Beneath Two Suns
- Character levels: 6-8
- Authors: Troy Denning
- First published: 1986

= Beneath Two Suns =

Fantasy role-playing game adventure

Beneath Two Suns is an adventure for fantasy role-playing games published by Mayfair Games in 1986.

==Plot summary==
Beneath Two Suns is a science-fantasy adventure scenario intended for player characters of levels 6 – 8 that takes place on the planet Kregen from the "Dray Prescott" novels by Alan Burt Akers. The adventure is set in a port reminiscent to Renaissance era Italian cities. The characters try to save a kidnapped princess and become involved in the intrigues between noble houses. The adventure contains statistics for the characters from the "Dray Prescott" novels as well as rules for the Florentine style of fighting with a sword in the right hand and a dagger in the left hand.

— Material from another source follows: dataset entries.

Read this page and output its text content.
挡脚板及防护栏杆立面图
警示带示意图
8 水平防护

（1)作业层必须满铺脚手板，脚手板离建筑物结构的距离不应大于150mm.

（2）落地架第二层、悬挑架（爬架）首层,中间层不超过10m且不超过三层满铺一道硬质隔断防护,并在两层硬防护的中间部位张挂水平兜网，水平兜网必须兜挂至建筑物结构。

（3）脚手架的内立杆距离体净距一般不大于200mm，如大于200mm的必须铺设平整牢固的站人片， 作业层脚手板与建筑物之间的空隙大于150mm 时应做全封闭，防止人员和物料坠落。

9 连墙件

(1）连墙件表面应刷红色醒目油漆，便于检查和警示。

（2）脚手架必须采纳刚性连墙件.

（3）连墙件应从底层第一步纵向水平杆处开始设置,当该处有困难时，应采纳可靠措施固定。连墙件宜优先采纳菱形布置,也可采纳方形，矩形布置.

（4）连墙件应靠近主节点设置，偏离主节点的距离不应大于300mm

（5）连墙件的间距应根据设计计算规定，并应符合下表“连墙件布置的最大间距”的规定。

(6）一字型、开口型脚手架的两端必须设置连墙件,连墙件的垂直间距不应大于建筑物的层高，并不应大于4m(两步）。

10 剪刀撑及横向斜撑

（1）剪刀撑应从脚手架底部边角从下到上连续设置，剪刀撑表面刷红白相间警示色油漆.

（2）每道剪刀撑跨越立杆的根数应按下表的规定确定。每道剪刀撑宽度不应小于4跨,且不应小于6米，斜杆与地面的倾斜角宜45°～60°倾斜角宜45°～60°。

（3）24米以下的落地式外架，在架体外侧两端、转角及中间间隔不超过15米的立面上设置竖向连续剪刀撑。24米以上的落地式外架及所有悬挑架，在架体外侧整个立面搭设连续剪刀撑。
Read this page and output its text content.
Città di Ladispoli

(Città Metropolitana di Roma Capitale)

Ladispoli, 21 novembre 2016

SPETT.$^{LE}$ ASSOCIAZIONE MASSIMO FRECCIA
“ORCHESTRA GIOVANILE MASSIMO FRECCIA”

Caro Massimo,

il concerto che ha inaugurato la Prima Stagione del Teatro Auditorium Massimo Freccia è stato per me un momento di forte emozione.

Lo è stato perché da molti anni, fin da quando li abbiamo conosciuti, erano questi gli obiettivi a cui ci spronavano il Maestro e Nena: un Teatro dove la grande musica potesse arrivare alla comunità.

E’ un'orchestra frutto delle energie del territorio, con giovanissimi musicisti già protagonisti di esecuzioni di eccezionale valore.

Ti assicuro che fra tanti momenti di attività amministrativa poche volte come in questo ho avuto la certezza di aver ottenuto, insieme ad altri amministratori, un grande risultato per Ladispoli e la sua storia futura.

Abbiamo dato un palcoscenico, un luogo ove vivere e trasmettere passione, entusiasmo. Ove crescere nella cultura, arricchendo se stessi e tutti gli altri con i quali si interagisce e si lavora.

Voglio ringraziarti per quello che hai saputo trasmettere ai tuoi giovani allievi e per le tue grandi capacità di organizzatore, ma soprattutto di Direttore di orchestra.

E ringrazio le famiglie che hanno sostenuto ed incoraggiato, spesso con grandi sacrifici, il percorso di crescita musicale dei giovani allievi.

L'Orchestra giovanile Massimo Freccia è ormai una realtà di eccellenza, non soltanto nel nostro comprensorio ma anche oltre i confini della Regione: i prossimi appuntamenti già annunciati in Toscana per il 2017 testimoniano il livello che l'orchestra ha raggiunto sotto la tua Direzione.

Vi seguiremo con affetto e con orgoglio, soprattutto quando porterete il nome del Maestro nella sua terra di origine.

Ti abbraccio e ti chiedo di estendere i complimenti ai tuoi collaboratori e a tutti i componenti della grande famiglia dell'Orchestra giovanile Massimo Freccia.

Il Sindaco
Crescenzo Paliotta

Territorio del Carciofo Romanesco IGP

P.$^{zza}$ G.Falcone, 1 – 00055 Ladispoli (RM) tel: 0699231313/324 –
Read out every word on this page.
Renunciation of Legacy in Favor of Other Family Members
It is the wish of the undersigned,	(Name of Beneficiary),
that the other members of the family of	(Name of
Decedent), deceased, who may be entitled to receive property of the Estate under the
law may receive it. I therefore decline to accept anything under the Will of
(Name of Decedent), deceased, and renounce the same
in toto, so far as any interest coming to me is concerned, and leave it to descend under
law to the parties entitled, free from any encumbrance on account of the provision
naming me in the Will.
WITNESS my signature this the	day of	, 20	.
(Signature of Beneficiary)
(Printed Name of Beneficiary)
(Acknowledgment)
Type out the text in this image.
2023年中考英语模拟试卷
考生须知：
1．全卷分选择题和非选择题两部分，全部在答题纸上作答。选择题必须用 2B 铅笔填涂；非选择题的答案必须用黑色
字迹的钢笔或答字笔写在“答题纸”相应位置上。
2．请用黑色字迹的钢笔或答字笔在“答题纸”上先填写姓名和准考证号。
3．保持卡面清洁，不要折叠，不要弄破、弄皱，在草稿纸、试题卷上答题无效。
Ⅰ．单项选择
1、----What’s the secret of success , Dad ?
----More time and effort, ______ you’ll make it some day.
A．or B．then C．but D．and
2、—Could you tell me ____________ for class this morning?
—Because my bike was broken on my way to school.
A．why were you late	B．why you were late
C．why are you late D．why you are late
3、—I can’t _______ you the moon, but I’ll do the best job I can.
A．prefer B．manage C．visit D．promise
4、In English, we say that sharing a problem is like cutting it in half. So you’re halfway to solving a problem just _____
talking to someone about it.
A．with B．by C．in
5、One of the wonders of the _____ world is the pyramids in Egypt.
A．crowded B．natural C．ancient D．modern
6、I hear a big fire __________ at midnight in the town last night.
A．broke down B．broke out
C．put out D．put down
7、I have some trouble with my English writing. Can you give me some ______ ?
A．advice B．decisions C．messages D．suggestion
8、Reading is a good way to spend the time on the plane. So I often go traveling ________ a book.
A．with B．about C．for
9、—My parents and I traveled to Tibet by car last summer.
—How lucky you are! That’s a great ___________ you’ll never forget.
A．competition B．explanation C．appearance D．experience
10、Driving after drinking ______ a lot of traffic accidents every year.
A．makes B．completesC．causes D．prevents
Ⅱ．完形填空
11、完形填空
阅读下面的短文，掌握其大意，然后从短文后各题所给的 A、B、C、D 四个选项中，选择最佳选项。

Benath Two Suns supplies player characters of various backgrounds such as Victorian London. The adventure begins with characters becoming trapped in a sort of limbo, and they awaken in chains on the world of Kregen being forced to break rocks in a quarry. The adventure includes notes from the novels about the culture and wildlife of the planet. Most of the adventure is presented in a format similar to that of a gamebook.

==Publication history==
Beneath Two Suns was written by Troy Denning, with a cover by Ken Kelly and illustrations by Todd Hamilton, and was published by Mayfair Games in 1986 as a 32-page book.

==Reception==
Graeme Davis reviewed Beneath Two Suns for White Dwarf #90. He admitted that he had read a couple of the Prescott books, but "wasn't particularly struck by them; hardened fans may well get more out of this adventure than I did". He calls the adventure "a complicated piece of skullduggery, as can be seen from the daunting-looking flowchart at the front". He found that the gamebook-like format "may restrict the party's possible actions uncomfortably. Having said that, though, there is a nice balance between fighting and role-playing [...] especially if the GM is prepared to put in a bit of preparation work and wing it if the party get away from the expected plot."